DC-GAR: detecting vulnerabilities by utilizing graph properties and random walks to uncover richer features

Abstract

Deep learning has become prominent in source code vulnerability detection due to its ability to automatically extract complex feature representations from code, eliminating the need for manually defined rules or patterns. Some methods treat code as text sequences, however, they often overlook its inherent structural information. In contrast, graph-based approaches effectively capture structural relationships, but the sparseness and inconsistency of structures may lead to uneven feature vector extraction, which means that the model may not be able to adequately characterize important nodes or paths. To address this issue, we propose an approach called Dual-channel Graph Neural Network combining Graph properties and Random walks (DC-GAR). This approach integrates graph properties and random walks within a dual-channel graph neural network framework to enhance vulnerability detection.

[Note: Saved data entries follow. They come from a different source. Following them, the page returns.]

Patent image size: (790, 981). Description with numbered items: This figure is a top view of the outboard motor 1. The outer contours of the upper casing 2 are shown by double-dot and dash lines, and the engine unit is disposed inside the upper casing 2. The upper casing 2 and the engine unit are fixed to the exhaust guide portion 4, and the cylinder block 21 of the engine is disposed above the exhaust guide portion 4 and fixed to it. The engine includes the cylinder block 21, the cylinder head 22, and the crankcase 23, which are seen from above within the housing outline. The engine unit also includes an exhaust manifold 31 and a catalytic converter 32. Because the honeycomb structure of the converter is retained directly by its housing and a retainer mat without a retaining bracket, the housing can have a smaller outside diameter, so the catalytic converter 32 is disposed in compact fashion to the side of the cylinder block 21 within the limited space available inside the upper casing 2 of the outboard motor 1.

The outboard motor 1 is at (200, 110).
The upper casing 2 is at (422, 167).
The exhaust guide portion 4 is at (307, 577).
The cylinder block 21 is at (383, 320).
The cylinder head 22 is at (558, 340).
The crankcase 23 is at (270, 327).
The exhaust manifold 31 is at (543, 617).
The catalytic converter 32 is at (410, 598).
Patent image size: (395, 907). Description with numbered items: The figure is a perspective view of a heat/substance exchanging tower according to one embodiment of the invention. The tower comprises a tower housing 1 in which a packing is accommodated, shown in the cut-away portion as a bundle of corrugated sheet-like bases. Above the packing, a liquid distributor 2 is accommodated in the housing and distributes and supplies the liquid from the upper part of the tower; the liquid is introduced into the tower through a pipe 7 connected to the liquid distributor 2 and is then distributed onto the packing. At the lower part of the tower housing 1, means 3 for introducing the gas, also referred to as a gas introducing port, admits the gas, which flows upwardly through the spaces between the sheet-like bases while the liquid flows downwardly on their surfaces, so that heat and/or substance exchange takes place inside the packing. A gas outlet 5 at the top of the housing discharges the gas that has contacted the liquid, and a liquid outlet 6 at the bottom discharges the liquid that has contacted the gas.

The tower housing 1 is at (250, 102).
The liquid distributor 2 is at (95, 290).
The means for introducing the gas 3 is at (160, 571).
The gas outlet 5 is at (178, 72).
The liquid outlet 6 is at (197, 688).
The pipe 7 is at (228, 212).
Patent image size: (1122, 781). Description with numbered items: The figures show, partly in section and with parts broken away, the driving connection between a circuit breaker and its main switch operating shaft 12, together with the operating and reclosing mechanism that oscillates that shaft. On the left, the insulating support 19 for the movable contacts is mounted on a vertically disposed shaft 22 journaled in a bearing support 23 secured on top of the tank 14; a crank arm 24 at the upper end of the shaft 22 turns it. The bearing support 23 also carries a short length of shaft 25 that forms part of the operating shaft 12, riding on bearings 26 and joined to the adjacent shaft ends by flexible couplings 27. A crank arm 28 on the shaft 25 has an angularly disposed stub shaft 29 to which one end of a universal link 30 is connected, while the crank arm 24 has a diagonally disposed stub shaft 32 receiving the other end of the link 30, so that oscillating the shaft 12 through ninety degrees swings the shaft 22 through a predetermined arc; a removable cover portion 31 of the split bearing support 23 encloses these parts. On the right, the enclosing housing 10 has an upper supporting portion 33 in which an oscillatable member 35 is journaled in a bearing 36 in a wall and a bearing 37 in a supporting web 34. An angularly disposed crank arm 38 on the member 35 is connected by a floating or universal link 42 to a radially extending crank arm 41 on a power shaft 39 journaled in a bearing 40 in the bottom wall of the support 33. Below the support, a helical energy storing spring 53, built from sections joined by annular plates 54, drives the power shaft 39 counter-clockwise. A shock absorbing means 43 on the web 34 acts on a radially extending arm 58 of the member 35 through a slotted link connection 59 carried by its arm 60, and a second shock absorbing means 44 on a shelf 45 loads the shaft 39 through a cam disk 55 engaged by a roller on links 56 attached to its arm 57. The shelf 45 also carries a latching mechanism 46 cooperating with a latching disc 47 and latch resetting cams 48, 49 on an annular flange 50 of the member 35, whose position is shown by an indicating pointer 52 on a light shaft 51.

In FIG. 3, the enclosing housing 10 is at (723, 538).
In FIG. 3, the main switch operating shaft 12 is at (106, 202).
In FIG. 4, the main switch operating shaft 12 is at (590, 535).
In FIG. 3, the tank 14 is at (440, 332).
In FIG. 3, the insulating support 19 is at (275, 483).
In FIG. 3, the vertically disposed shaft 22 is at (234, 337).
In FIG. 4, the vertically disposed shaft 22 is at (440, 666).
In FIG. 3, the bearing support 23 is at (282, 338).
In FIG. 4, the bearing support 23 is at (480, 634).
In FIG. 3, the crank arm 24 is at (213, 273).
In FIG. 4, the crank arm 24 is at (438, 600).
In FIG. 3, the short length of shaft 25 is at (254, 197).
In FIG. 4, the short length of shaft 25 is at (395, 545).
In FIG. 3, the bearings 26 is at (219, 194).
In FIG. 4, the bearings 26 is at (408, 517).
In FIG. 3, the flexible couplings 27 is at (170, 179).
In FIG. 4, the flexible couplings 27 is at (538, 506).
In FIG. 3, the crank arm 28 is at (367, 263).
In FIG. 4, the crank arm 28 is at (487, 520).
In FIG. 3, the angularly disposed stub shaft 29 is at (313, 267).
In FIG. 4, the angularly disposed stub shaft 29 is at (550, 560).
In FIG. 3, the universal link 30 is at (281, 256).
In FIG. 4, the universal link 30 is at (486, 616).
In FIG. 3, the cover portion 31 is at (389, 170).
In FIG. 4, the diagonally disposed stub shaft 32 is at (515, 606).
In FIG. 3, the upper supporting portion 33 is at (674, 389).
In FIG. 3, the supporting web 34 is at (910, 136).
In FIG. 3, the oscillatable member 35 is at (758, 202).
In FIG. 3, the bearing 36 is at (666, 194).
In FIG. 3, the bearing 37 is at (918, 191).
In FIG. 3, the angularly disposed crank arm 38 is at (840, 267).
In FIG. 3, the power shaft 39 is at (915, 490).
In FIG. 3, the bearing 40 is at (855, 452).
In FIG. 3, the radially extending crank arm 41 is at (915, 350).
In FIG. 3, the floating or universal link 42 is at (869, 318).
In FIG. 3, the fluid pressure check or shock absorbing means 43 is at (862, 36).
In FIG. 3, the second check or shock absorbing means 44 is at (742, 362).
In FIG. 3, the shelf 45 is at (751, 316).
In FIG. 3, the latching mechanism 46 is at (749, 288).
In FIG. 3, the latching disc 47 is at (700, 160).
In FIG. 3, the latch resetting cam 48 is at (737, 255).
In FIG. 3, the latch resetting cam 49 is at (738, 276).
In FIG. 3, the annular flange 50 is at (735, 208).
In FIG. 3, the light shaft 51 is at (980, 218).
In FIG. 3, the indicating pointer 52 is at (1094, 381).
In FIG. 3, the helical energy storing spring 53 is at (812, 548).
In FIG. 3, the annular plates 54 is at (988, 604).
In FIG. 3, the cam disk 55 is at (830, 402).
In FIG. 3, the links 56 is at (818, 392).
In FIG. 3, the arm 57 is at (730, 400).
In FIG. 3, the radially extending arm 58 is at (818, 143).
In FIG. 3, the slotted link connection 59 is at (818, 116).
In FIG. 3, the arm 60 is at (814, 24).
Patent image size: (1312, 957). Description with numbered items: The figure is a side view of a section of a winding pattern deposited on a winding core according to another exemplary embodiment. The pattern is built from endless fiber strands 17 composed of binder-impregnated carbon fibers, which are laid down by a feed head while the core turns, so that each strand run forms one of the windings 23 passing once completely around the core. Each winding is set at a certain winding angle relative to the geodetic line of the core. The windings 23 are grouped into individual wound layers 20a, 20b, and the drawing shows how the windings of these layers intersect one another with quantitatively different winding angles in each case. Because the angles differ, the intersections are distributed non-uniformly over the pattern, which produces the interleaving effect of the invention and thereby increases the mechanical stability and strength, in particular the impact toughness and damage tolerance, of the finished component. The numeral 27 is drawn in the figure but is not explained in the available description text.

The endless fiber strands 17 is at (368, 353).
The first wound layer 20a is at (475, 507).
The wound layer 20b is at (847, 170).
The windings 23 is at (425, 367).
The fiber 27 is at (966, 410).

Specifically, graph properties capture global semantic features, while random walks provide context-dependent node structure information. The combination of these features is then leveraged by the dual-channel graph neural network for detection and classification. We have implemented DC-GAR and evaluated it on a dataset of 29,514 functions. Experimental results demonstrate that DC-GAR surpasses state-of-the-art vulnerability detectors, including FlawFinder, SySeVR, Devign, VulCNN, AMPLE, HardVD, CodeBERT, and GraphCodeBERT in terms of accuracy and F1-Score. Moreover, DC-GAR has proven effective and practical in real-world open-source projects.